Delaware’s local farmers markets are a veritable treasure trove of the freshest and finest produce our soil offers. These vibrant markets serve as the heart of our communities, where the countryside’s rustic charm meets the town folks’ inquisitiveness. Southern Delaware farmers bring their best goods, from field beans to juicy tomatoes, ripe peaches to sweet corn, and one of the crowd favorites, our beloved and sometimes overlooked zucchini.
There’s a certain beauty in the simple, humble zucchini that we, in Delaware, are privileged to enjoy. As a Delaware native and chef, I have a unique admiration for the versatile, flavorful produce that our fertile lands generously provide. The diverse selection and the vibrant farmers markets championing our zucchini demonstrate the intersection of our community’s culinary prowess and agricultural heritage.
Raised in Southern Delaware, I was blessed with lush gardens as a constant backdrop to my childhood. The versatile zucchini or summer squash was the constant among the various seasonal offerings. As a child, I took great pleasure in planting the seeds, nurturing them with water and the sun’s warmth as they sprouted into lush zucchini plants. These experiences filled me with joy and accomplishment and have greatly influenced my career as a noted chef today. They ignited a lifelong passion for fresh produce.
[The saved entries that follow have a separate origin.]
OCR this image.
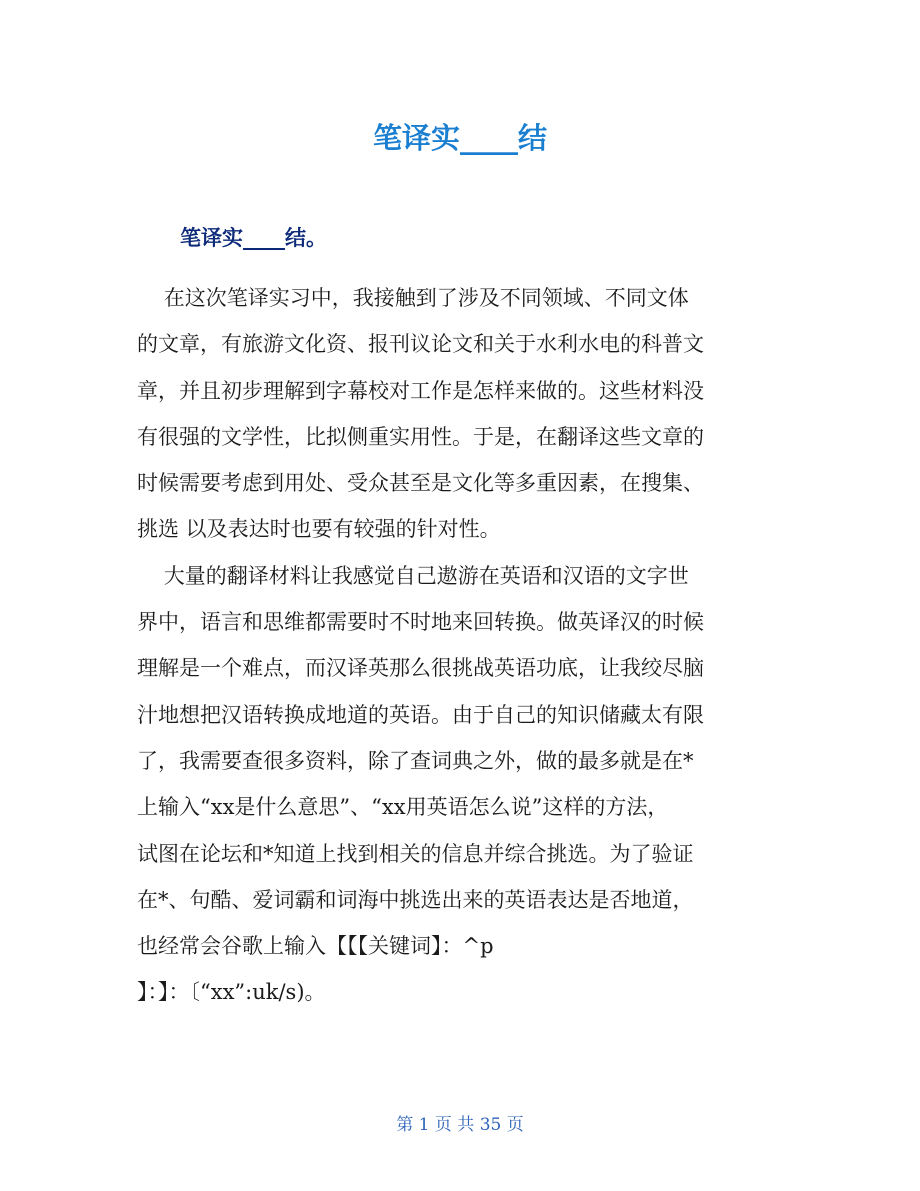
笔译实____结
笔译实____结。
在这次笔译实习中，我接触到了涉及不同领域、不同文体
的文章，有旅游文化资、报刊议论文和关于水利水电的科普文
章，并且初步理解到字幕校对工作是怎样来做的。这些材料没
有很强的文学性，比拟侧重实用性。于是，在翻译这些文章的
时候需要考虑到用处、受众甚至是文化等多重因素，在搜集、
挑选 以及表达时也要有较强的针对性。
大量的翻译材料让我感觉自己遨游在英语和汉语的文字世
界中，语言和思维都需要时不时地来回转换。做英译汉的时候
理解是一个难点，而汉译英那么很挑战英语功底，让我绞尽脑
汁地想把汉语转换成地道的英语。由于自己的知识储藏太有限
了，我需要查很多资料，除了查词典之外，做的最多就是在*
上输入“xx是什么意思”、“xx用英语怎么说”这样的方法，
试图在论坛和*知道上找到相关的信息并综合挑选。为了验证
在*、句酷、爱词霸和词海中挑选出来的英语表达是否地道，
也经常会谷歌上输入【【【关键词】：^p
】：】：〔“xx”:uk/s)。
第 1 页 共 35 页
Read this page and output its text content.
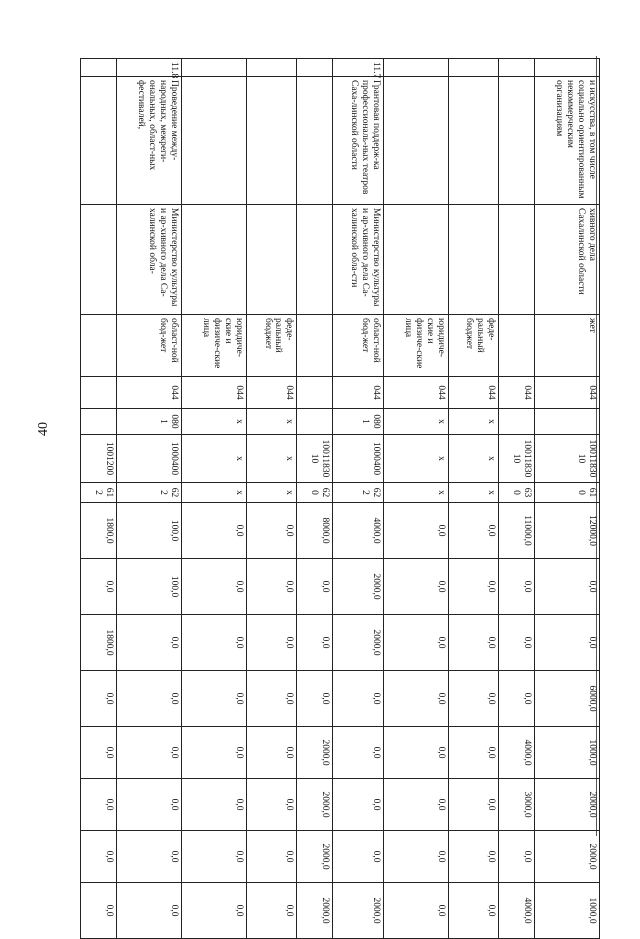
40
	и искусства, в том числе социально ориентированным некоммерческим организациям	хивного дела Сахалинской области	жет	044		10011830 10	61 0	12000,0	0,0	0,0	6000,0	1000,0	2000,0	2000,0	1000,0
				044		10011830 10	63 0	11000,0	0,0	0,0	0,0	4000,0	3000,0	0,0	4000,0
			феде-ральный бюджет	044	х	х	х	0,0	0,0	0,0	0,0	0,0	0,0	0,0	0,0
			юридиче-ские и физиче-ские лица	044	х	х	х	0,0	0,0	0,0	0,0	0,0	0,0	0,0	0,0
11.7	Грантовая поддерж-ка профессиональ-ных театров Саха-линской области	Министерство культуры и ар-хивного дела Са-халинской обла-сти	област-ной бюд-жет	044	080 1	1000400	62 2	4000,0	2000,0	2000,0	0,0	0,0	0,0	0,0	2000,0
						10011830 10	62 0	8000,0	0,0	0,0	0,0	2000,0	2000,0	2000,0	2000,0
			феде-ральный бюджет	044	х	х	х	0,0	0,0	0,0	0,0	0,0	0,0	0,0	0,0
			юридиче-ские и физиче-ские лица	044	х	х	х	0,0	0,0	0,0	0,0	0,0	0,0	0,0	0,0
11.8	Проведение между-народных, межреги-ональных, област-ных фестивалей,	Министерство культуры и ар-хивного дела Са-халинской обла-	област-ной бюд-жет	044	080 1	1000400	62 2	100,0	100,0	0,0	0,0	0,0	0,0	0,0	0,0
						1001200	61 2	1800,0	0,0	1800,0	0,0	0,0	0,0	0,0	0,0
The zucchini grown in the Mid-Atlantic region has a distinct charm. The abundant sunlight and excellent soil drainage in our local climate impart the vegetable a different flavor, making it both crisp and tender. However, the marvel of zucchini lies in the myriad shapes, sizes and types it can morph into.
During the balmy summer months, visiting a Delaware farmers market or stand reveals an astonishing array of zucchinis. The sheer variety is astounding, from the small, stripy Cocozelle to the bulbous and pale Cue Ball. Each type brings its own flavor profile and texture, making zucchini a highly adaptable ingredient in any kitchen.
One of my most beloved culinary applications of this vegetable is in zucchini bread, a recipe I have honed to perfection over the years. The zucchini’s natural sweetness harmonizes perfectly with spices like cinnamon and vanilla. At the same time, its moisture guarantees a soft and tender crumb.
But the magic of zucchini doesn’t stop with bread. It’s a food that lends itself beautifully to sweet and savory preparations. Whether grilled or roasted, zucchini develops a pleasing char and an intensified sweetness. Thinly sliced and eaten raw brings a refreshing crunch to salads.
So, revel in the versatility of zucchini, enjoy its flavors and above all, have fun with it. Because cooking is about nurturing, experimenting and finding joy in the journey.
Makes 4 loaves
4 cups all-purpose flour
1 tablespoon baking powder (rounded)
½ tablespoon baking soda
2 teaspoons ground cinnamon
1 teaspoon salt
1 cup plus 2 tablespoons unsalted butter
4 large eggs
2 ¼ cups granulated sugar
1 cup vegetable oil
1 tablespoon vanilla extract
3 cups grated zucchini
(about 4 medium zucchinis)
¾ cup chopped nuts (walnuts or pecans), optional
➊ Preheat oven to 350°F. Grease and flour four, 9×5-inch loaf pans or line them with parchment paper.
➋ In a medium saucepan, melt the unsalted butter over medium heat until it turns a light brown color and gives off a nutty aroma. Remove from heat and let it cool for a few minutes.
➌ In a large mixing bowl, whisk the flour, baking powder, baking soda, ground cinnamon and salt until combined.
➍ Whisk together the brown butter, eggs, sugar, vegetable oil and vanilla extract in a separate bowl until the mixture is smooth and well-incorporated.
➎ Gradually add the dry ingredient mixture to the wet ingredients, stirring until combined. Avoid overmixing, as this may result in tough bread.
➏ Gently fold the grated zucchini and chopped nuts (if using) into the batter.
➐ Divide the batter equally among the four prepared loaf pans and bake for about 50 to 60 minutes or until a toothpick inserted into the center of each loaf comes out clean.
➑ Let loaves cool in the pans for about 10 minutes. Carefully transfer the zucchini bread loaves to a
wire rack to cool completely before slicing.